Alors que l’intelligence artificielle transforme rapidement les usages professionnels, éducatifs et médiatiques, une préoccupation grandit au sein des organisations internationales : les systèmes d’IA reproduisent souvent les inégalités présentes dans les sociétés qui les ont façonnés. L’initiative d’ONU Femmes met ainsi en lumière les risques liés aux biais de genre intégrés aux technologies d’intelligence artificielle générative.
Des systèmes nourris par des données imparfaites
Les modèles d’IA actuels sont entraînés sur d’immenses volumes de données provenant d’Internet, de publications, d’images ou encore de contenus professionnels. Or, ces bases de données reflètent des décennies de stéréotypes sociaux. Les femmes y apparaissent encore fréquemment associées aux tâches domestiques, aux métiers du soin ou à des rôles secondaires, tandis que les hommes sont davantage représentés dans les fonctions de pouvoir, de direction ou d’expertise.
Selon ONU Femmes, ces déséquilibres ne constituent pas de simples erreurs techniques. Ils peuvent influencer la manière dont les systèmes répondent aux utilisateurs, génèrent des contenus ou participent à certaines prises de décision automatisées.
Un phénomène observé à l’échelle mondiale
Les études menées sur les grands modèles de langage montrent que ces biais apparaissent dans de nombreux systèmes utilisés à travers le monde. Ils peuvent également se combiner à d’autres formes de discrimination, notamment liées à l’origine ethnique ou au statut social.
Pour l’organisation, cette réalité démontre que les biais algorithmiques ne relèvent pas seulement de problèmes ponctuels. Ils traduisent des enjeux structurels liés à la qualité des données, aux méthodes d’apprentissage automatique et aux mécanismes de contrôle mis en place par les développeurs.
La faible présence des femmes dans le secteur de l’IA
ONU Femmes attire également l’attention sur la faible représentation des femmes dans les métiers de l’intelligence artificielle. Cette sous-représentation limite la diversité des points de vue lors de la conception des outils numériques et contribue à maintenir certains angles morts dans l’évaluation des risques sociaux liés aux technologies émergentes.
Les choix effectués au moment de la conception d’un système influencent directement les résultats produits. Une plus grande diversité des profils au sein des équipes de développement pourrait ainsi favoriser une meilleure prise en compte des enjeux d’égalité.
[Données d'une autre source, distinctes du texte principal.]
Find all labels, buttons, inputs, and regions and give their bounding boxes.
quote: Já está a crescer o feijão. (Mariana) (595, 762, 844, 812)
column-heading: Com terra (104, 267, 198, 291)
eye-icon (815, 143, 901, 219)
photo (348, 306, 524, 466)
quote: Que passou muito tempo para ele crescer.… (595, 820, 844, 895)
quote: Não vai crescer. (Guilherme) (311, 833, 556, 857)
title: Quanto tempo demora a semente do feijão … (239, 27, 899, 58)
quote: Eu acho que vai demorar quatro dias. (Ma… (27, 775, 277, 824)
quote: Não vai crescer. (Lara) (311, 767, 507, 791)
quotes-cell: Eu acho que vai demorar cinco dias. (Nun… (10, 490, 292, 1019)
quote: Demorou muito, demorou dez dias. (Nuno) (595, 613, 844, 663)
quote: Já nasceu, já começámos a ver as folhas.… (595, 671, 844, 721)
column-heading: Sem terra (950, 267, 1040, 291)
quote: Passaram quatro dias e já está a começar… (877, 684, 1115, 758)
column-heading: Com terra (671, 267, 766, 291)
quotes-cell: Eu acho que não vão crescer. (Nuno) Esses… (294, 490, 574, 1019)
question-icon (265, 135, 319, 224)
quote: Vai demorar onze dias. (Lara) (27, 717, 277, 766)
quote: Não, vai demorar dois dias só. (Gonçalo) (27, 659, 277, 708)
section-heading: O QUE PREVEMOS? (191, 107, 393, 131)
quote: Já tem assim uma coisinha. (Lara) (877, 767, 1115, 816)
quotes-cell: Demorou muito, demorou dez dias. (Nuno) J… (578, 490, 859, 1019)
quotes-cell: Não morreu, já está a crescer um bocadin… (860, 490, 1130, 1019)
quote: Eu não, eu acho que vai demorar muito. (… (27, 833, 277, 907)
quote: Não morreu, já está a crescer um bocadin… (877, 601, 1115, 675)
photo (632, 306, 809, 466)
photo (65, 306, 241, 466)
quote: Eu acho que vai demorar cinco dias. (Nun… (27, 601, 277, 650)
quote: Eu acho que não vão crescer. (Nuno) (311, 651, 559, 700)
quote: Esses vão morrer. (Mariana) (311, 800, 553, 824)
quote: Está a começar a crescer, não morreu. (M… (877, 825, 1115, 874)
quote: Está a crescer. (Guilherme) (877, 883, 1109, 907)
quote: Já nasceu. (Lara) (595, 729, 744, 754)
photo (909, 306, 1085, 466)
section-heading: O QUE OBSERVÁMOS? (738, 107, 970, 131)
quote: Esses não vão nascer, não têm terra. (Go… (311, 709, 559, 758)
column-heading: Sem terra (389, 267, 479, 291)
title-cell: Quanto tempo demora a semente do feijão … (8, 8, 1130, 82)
Des impacts déjà visibles dans l’espace numérique
Les conséquences de ces biais dépassent largement le cadre théorique. L’essor des contenus générés automatiquement facilite la diffusion d’images manipulées, de faux contenus et de nouvelles formes de harcèlement en ligne.
Les femmes exerçant des responsabilités publiques, les journalistes ou les défenseures des droits humains figurent parmi les populations les plus exposées à ces dérives. La multiplication des contenus créés par l’IA complique également le travail des plateformes et des autorités chargées de lutter contre les abus numériques.
Un défi de gouvernance mondiale
Pour l’agence onusienne, la question dépasse largement le cadre technologique. Elle concerne aussi les politiques publiques, la régulation numérique et les choix de société. À ce jour, peu d’États ont intégré de manière concrète l’égalité de genre dans leurs stratégies nationales relatives à l’intelligence artificielle.
ONU Femmes plaide ainsi pour des politiques capables d’intégrer les enjeux d’égalité dès la conception, le déploiement et l’évaluation des systèmes algorithmiques.
L’enjeu économique d’une IA plus inclusive
L’organisation souligne également que les transformations du marché du travail liées à l’automatisation pourraient affecter différemment les femmes et les hommes. Sans mesures adaptées, certaines inégalités existantes risquent d’être accentuées par les évolutions technologiques.
À l’inverse, une meilleure représentation des femmes dans les secteurs de l’innovation et de l’intelligence artificielle pourrait contribuer à développer des outils plus performants, plus fiables et mieux adaptés à la diversité des besoins sociaux.
Quelle intelligence artificielle pour demain ?
À mesure que l’intelligence artificielle devient une infrastructure centrale des sociétés contemporaines, les choix effectués aujourd’hui en matière de données, de gouvernance et de régulation détermineront si ces technologies contribuent à réduire les inégalités ou, au contraire, à les renforcer.
Pour ONU Femmes, l’enjeu ne consiste donc pas uniquement à perfectionner les algorithmes, mais aussi à définir les valeurs qui guideront leur développement dans les décennies à venir.